People really hate a smart person. I don't say much unless I know what I'm talking about, but man, do people hate being told that there are facts out there that interfere with their beliefs. Maybe I should just let them carry on? Maybe that would be fine when it doesn't affect me, but it often will. Or it will result in potential harm for others.

I guess I'm just that nosy, annoying "know it all" person. I can see how that would drive someone crazy. I get like that about my sister, who sometimes just carries on to the point where you want to just make it stop.

I probably am a bitch. Is that a bad thing?
gottawonder: (Default)


Today I am grateful for:

More nice weather. Just barely below freezing.

A nice phone conversation with one of my sisters; her horse foundered a while ago and he's finally feeling a little better.

A good day in town. First I went for a walk with Roxy at the golf course, which allows people to walk their dogs off-leash in the winter (isn't that wonderful of them?).

I needed to buy a couple of bras, most of mine don't fit anymore, even some of my sports bras are too loose to be supportive. I had the time to try on several, though there wasn't a lot of selection in what I felt was now my size. I managed to find a couple of fairly inexpensive ones. I also got some groceries, which I am always grateful for.

Wasted far too much time on Facebook, but found some nice solidarity with my sister who's always on there, fighting the good fight.

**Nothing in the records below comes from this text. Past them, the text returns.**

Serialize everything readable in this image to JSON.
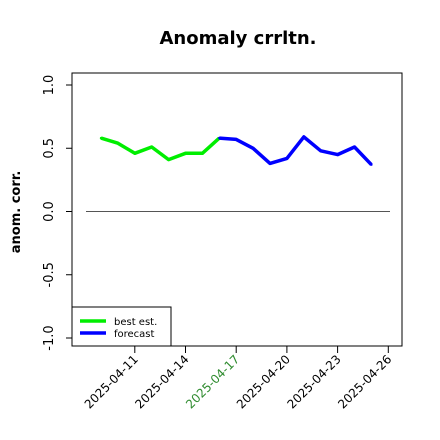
{
  "chart_data": {
    "type": "line",
    "title": "Anomaly crrltn.",
    "xlabel": "",
    "ylabel": "anom. corr.",
    "ylim": [
      -1.0,
      1.0
    ],
    "yticks": [
      "-1.0",
      "-0.5",
      "0.0",
      "0.5",
      "1.0"
    ],
    "x": [
      "2025-04-09",
      "2025-04-10",
      "2025-04-11",
      "2025-04-12",
      "2025-04-13",
      "2025-04-14",
      "2025-04-15",
      "2025-04-16",
      "2025-04-17",
      "2025-04-18",
      "2025-04-19",
      "2025-04-20",
      "2025-04-21",
      "2025-04-22",
      "2025-04-23",
      "2025-04-24",
      "2025-04-25",
      "2025-04-26"
    ],
    "xtick_labels": [
      {
        "label": "2025-04-11",
        "color": "#000000"
      },
      {
        "label": "2025-04-14",
        "color": "#000000"
      },
      {
        "label": "2025-04-17",
        "color": "#2e8b2e"
      },
      {
        "label": "2025-04-20",
        "color": "#000000"
      },
      {
        "label": "2025-04-23",
        "color": "#000000"
      },
      {
        "label": "2025-04-26",
        "color": "#000000"
      }
    ],
    "series": [
      {
        "name": "best est.",
        "color": "#00ee00",
        "x": [
          "2025-04-09",
          "2025-04-10",
          "2025-04-11",
          "2025-04-12",
          "2025-04-13",
          "2025-04-14",
          "2025-04-15",
          "2025-04-16",
          "2025-04-17"
        ],
        "values": [
          0.58,
          0.54,
          0.46,
          0.51,
          0.41,
          0.46,
          0.46,
          0.58,
          null
        ]
      },
      {
        "name": "forecast",
        "color": "#0000ff",
        "x": [
          "2025-04-16",
          "2025-04-17",
          "2025-04-18",
          "2025-04-19",
          "2025-04-20",
          "2025-04-21",
          "2025-04-22",
          "2025-04-23",
          "2025-04-24",
          "2025-04-25",
          "2025-04-26"
        ],
        "values": [
          0.58,
          0.57,
          0.5,
          0.38,
          0.42,
          0.59,
          0.48,
          0.45,
          0.51,
          0.37,
          null
        ]
      }
    ],
    "reference_line": 0.0,
    "legend_position": "bottom-left",
    "grid": false
  }
}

Our dog Roxy. She is such a good dog, and really is a wonderful companion. I love having her happy face greeting me any time I need a happy face, and she puts such gusto and enthusiasm into going to do chores that it makes it more enjoyable for me. She gives me the social context to talk to other people sometimes when I go to the dog park, and she makes it okay for me to be out walking alone (it can seem awkward if you don't have a dog). She's probably a better person than I'll ever be.